Here are four ways you can pay off $15,000 in credit card debt quickly.
  1. Take advantage of debt relief programs.
  2. Use a home equity loan to cut the cost of interest.
  3. Use a 401k loan.
  4. Take advantage of balance transfer credit cards with promotional interest rates.
Nov 1, 2023

Do I lose my credit cards if I consolidate? ›

If you get approved for the card, the creditor will not require you to close your other cards. And even with a debt consolidation loan, you may only face an account closure restriction in some cases.

Is national debt relief a good idea? ›

National Debt Relief is a legitimate company that has helped hundreds of thousands of people negotiate their debts. The company's debt coaches are certified through the International Association of Professional Debt Arbitrators (IAPDA). National Debt Relief is also a member of the American Fair Credit Council (AFCC).

How to clear credit card debt without paying? ›

Bankruptcy is your best option for getting rid of debt without paying.

How bad does debt settlement hurt credit? ›

Debt settlement typically has a negative impact on your credit score. The exact impact depends on factors like the current condition of your credit, the reporting practices of your creditors, the size of the debts being settled, and whether your other debts are in good standing.

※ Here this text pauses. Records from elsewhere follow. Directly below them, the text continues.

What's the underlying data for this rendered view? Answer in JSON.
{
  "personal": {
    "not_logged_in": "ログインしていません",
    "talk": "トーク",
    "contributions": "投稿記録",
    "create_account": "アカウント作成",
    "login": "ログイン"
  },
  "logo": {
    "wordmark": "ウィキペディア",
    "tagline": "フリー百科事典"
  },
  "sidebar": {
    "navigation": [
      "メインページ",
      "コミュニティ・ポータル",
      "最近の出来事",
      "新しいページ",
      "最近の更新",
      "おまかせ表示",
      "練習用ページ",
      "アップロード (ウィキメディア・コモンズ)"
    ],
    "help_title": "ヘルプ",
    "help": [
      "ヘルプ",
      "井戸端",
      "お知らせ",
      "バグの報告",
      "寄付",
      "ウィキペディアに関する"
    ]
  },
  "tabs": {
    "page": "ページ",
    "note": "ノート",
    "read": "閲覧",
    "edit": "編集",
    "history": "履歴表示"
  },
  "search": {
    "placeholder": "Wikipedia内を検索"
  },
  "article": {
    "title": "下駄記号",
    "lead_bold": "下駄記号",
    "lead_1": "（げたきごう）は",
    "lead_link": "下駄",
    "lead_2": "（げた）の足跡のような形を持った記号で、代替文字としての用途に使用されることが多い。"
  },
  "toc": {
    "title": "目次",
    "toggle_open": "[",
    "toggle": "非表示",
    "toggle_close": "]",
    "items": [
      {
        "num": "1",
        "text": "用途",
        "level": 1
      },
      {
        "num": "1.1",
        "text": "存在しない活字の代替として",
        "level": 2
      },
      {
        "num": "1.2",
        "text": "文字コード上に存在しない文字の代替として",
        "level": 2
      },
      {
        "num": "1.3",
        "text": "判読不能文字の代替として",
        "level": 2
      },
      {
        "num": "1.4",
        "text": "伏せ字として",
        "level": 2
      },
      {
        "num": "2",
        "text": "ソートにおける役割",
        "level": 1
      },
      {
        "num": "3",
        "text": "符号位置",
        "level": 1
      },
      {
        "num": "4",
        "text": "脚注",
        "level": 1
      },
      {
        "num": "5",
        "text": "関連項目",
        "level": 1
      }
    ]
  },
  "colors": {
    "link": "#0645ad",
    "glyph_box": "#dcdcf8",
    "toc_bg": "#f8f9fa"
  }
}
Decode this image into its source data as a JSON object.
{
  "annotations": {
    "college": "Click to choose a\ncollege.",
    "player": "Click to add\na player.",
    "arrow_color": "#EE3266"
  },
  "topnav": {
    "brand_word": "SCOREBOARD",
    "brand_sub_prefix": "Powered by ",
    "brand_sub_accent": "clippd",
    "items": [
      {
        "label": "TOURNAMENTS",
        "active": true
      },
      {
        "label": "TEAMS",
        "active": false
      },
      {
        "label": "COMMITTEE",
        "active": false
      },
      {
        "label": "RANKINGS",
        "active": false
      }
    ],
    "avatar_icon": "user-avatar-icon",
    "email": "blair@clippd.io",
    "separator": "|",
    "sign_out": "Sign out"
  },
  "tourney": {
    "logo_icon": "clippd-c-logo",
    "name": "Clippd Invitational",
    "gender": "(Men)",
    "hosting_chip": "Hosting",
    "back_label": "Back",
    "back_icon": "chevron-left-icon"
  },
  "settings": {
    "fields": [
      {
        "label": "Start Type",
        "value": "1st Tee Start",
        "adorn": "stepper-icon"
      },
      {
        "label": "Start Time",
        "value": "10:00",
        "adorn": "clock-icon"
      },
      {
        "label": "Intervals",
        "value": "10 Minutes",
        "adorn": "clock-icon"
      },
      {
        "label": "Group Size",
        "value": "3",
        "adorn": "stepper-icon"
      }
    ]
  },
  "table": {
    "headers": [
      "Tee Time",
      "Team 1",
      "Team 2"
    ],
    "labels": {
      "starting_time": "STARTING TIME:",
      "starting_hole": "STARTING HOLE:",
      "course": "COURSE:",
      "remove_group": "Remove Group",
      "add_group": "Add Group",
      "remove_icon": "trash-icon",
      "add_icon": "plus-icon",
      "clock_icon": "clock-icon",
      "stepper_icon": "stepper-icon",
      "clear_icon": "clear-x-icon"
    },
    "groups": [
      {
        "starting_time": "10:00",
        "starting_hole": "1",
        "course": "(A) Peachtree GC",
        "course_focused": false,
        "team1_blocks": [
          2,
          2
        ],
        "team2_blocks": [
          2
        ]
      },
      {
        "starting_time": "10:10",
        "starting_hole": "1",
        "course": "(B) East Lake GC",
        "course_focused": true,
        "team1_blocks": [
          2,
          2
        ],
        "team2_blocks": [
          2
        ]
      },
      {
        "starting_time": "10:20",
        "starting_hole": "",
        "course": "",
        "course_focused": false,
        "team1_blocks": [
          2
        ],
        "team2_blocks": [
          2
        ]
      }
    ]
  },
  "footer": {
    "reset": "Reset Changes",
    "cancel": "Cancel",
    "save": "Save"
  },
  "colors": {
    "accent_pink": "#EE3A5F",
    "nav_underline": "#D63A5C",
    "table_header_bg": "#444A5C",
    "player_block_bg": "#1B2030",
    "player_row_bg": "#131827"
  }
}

What happens after 7 years of not paying debt? ›

The debt will likely fall off of your credit report after seven years. In some states, the statute of limitations could last longer, so make a note of the start date as soon as you can.

How long will it take to pay off $30,000 in credit card debt? ›

It will take 41 months to pay off $30,000 with payments of $1,000 per month, assuming the average credit card APR of around 18%. The time it takes to repay a balance depends on how often you make payments, how big your payments are and what the interest rate charged by the lender is.

How can I pay off 30K of debt fast? ›

The 6-step method that helped this 34-year-old pay off $30,000 of credit card debt in 1 year
  1. Step 1: Survey the land. ...
  2. Step 2: Limit and leverage. ...
  3. Step 3: Automate your minimum payments. ...
  4. Step 4: Yes, you must pay extra and often. ...
  5. Step 5: Evaluate the plan often. ...
  6. Step 6: Ramp-up when you 're ready.

Is 30K in debt a lot? ›

The average amount is almost $30K. Some have more, while others have less, but it's a sobering number. There are actions you can take if you're a Millennial and you're carrying this much debt.

What is the fastest way to get out of credit card debt? ›

Strategies to help pay off credit card debt fast
  1. Review and revise your budget. ...
  2. Make more than the minimum payment each month. ...
  3. Target one debt at a time. ...
  4. Consolidate credit card debt. ...
  5. Contact your credit card provider.